I'm working on a simple phong shader in webgl, and I think I'm getting close but something is still wrong. Dead give away: if I have a billboard and have it roll (so it spins like a wheel), the part of the billboard that is lit up spins with it :(. This confuses me, because it seems like a problem with the model matrix, but the transform makes all the positions & rotations correct, just the lighting wrong. Ditto with the view matrix, I can move around and look freely and everything is located in its proper place, just lit wrong.
Here are my shaders (minus the definitions for space, and with the lighting in the model matrix moved into GPU for clarity) {if you prefer reading in github: https://github.com/nickgeorge/quantum/blob/master/index.html#L41}
<script id="fragment-shader" type="x-shader/x-fragment">
void main(void) {
vec3 lightWeighting;
if (!uUseLighting) {
lightWeighting = vec3(1.0, 1.0, 1.0);
} else {
vec3 lightDirection = normalize(vLightPosition.xyz - vPosition.xyz);
float directionalLightWeighting = max(0.0, dot(
normalize(vTransformedNormal),
lightDirection));
lightWeighting = uAmbientColor + uPointLightingColor * directionalLightWeighting;
}
vec4 fragmentColor;
if (uUseTexture) {
fragmentColor = texture2D(uSampler,
vec2(vTextureCoord.s, vTextureCoord.t));
} else {
fragmentColor = uColor;
}
gl_FragColor = vec4(fragmentColor.rgb * lightWeighting, fragmentColor.a);
}
</script>
<script id="vertex-shader" type="x-shader/x-vertex">
void main(void) {
vPosition = uModelMatrix * vec4(aVertexPosition, 1.0);
// TODO: Move back to CPU
vLightPosition = uModelMatrix * vec4(uPointLightingLocation, 1.0);
gl_Position = uPerspectiveMatrix * uViewMatrix * vPosition;
vTextureCoord = aTextureCoord;
vTransformedNormal = normalize(uNormalMatrix * aVertexNormal);
}
</script>
Thanks a lot, and let me know if there's anything else useful to add.

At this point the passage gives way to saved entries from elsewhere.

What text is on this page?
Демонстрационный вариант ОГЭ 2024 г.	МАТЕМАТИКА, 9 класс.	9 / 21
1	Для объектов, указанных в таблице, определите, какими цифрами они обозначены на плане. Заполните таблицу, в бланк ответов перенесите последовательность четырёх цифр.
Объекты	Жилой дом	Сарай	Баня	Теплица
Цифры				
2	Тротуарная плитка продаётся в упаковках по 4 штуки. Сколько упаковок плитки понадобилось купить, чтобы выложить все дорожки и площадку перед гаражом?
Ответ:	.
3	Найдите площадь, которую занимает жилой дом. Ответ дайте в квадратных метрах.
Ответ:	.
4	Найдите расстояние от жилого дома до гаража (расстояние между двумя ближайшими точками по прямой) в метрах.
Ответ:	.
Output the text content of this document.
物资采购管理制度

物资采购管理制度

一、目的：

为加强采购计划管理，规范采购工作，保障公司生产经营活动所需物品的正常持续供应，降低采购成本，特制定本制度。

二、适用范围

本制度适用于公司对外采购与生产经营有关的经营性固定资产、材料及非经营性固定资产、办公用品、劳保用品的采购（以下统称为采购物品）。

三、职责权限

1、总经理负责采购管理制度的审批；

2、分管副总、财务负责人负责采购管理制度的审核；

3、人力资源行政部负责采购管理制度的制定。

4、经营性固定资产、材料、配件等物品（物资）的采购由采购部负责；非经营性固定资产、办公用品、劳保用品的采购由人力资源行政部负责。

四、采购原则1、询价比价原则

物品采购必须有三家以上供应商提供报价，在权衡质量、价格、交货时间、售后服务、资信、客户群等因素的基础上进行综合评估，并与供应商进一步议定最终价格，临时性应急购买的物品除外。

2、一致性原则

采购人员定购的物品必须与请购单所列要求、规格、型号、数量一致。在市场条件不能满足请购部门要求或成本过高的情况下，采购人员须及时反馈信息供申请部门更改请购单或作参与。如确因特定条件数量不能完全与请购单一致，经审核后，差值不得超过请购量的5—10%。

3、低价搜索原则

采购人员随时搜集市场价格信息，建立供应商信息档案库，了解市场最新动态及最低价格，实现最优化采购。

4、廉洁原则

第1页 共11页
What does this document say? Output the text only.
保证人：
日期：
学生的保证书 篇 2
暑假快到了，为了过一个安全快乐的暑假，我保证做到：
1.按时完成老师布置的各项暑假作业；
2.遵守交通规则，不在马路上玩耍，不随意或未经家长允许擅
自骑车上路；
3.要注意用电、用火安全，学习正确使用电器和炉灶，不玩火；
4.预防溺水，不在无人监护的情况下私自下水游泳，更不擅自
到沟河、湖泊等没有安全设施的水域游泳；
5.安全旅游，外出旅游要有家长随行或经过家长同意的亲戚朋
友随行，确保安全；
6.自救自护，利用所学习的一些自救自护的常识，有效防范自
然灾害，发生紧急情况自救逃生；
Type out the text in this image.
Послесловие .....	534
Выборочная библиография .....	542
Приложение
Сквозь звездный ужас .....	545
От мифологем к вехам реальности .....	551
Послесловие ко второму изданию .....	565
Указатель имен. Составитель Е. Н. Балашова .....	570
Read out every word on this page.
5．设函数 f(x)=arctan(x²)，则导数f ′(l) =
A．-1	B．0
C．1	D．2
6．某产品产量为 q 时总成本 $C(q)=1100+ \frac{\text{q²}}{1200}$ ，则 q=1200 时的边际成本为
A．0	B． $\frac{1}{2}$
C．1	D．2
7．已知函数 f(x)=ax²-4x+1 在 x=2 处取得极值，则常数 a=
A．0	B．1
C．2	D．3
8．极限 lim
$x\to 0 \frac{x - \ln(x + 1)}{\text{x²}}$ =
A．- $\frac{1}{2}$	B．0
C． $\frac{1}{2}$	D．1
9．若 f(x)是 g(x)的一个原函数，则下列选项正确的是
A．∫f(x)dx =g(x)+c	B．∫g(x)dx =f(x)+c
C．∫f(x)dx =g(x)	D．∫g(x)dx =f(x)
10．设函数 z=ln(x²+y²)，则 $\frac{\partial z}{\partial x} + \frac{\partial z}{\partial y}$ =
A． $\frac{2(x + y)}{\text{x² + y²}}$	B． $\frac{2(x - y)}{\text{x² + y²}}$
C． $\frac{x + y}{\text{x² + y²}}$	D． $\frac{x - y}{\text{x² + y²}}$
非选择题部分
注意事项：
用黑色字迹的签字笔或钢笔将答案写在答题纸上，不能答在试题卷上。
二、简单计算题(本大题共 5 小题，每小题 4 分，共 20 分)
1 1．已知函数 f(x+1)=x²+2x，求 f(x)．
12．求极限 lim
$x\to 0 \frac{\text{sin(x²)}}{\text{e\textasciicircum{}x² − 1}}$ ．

Dunno what the policy is around here for answering your own question, but in case someone stumbles upon this with the same problem:
I was transforming my light position by the model matrix. This doesn't make any sense, because the light position is already in world-coordinates, so there's no need to transform it at all.